Ganja, or as it is known in the West, Marijuana is a miracle weed. Hemp is another name. The wiki notes, “Hemp is a commonly used term for high-growing varieties of the Cannabis plant and its products, which include fiber, oil, and seed. Hemp is refined into products such as hemp seed foods, hemp oil, wax, resin, rope, cloth, pulp, paper, and fuel. Other variants of the herb Cannabis are widely used as a drug, commonly known as marijuana. These variants are typically low-growing and have higher content of tetrahydrocannabinol (THC), cannabidiol (CBD), and other cannabinoids.”

I came across this National Geographic feature piece on the plant. Interesting tidbit —

Even into the middle of the 20th century, science still didn’t understand the first thing about marijuana. What was inside it and how it worked remained a mystery. Because of its illegality and tainted image, few serious scientists wanted to besmirch their reputations by studying it.

Then one day in 1963 a young organic chemist in Israel named Raphael Mechoulam, working at the Weizmann Institute of Science outside Tel Aviv, decided to peer into the plant’s chemical composition.

. . . This compound is the plant’s principal active ingredient, its mind-altering essence—the stuff that makes you high. Mechoulam, along with a colleague, had discovered tetrahydrocannabinol (THC). He and his team also elucidated the chemical structure of cannabidiol (CBD), another key ingredient in marijuana, one that has many potential medical uses but no psychoactive effect on humans.

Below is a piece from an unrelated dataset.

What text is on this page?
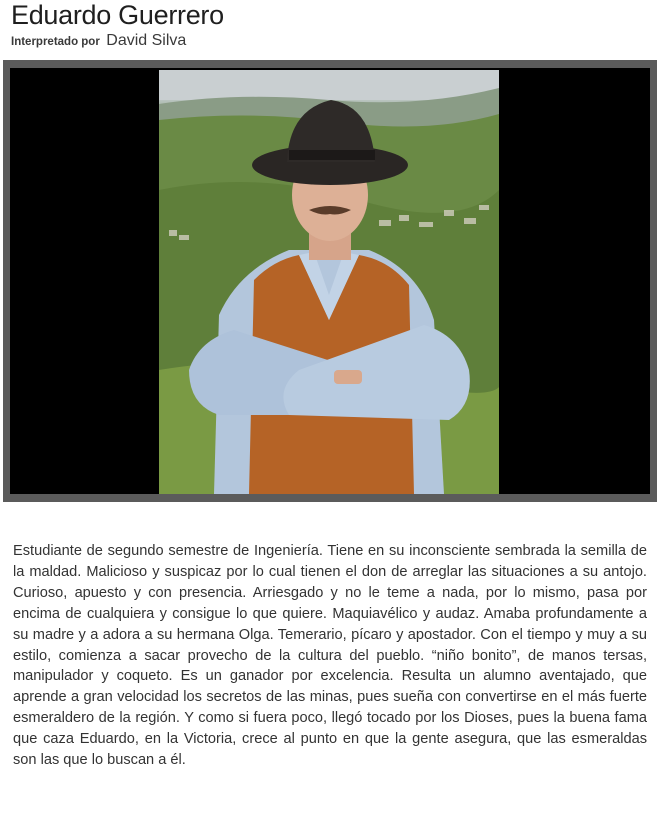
Eduardo Guerrero
Interpretado por David Silva

Estudiante de segundo semestre de Ingeniería. Tiene en su inconsciente sembrada la semilla de la maldad. Malicioso y suspicaz por lo cual tienen el don de arreglar las situaciones a su antojo. Curioso, apuesto y con presencia. Arriesgado y no le teme a nada, por lo mismo, pasa por encima de cualquiera y consigue lo que quiere. Maquiavélico y audaz. Amaba profundamente a su madre y a adora a su hermana Olga. Temerario, pícaro y apostador. Con el tiempo y muy a su estilo, comienza a sacar provecho de la cultura del pueblo. “niño bonito”, de manos tersas, manipulador y coqueto. Es un ganador por excelencia. Resulta un alumno aventajado, que aprende a gran velocidad los secretos de las minas, pues sueña con convertirse en el más fuerte esmeraldero de la región. Y como si fuera poco, llegó tocado por los Dioses, pues la buena fama que caza Eduardo, en la Victoria, crece al punto en que la gente asegura, que las esmeraldas son las que lo buscan a él.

For these breakthroughs and many others, Mechoulam is widely known as the patriarch of cannabis science. . . .

Israel has one of the world’s most advanced medical marijuana programs. Mechoulam played an active role in setting it up, and he’s proud of the results. More than 20,000 patients have a license to use cannabis to treat such conditions as glaucoma, Crohn’s disease, inflammation, appetite loss, Tourette’s syndrome, and asthma.

. . .

In 1992 Mechoulam’s quest for quantification led him from the plant itself to the inner recesses of the human brain. That year he and several colleagues made an extraordinary discovery. They isolated the chemical made by the human body that binds to the same receptor in the brain that THC does. Mechoulam named it anandamide—from the Sanskrit for “supreme joy.” (When asked why he didn’t give it a Hebrew name, he replies, “Because in Hebrew there are not so many words for happiness. Jews don’t like being happy.”)

I am more than a little pleased that ananda — supreme joy — lends it name to the naturally produced equivalent of THC. The ancient Indians knew a thing or two about joy and living. Anandamide. I think it is time that someone isolated the chemicals in the human brain that lead to murderous violence. It will then be named “jihadamide.”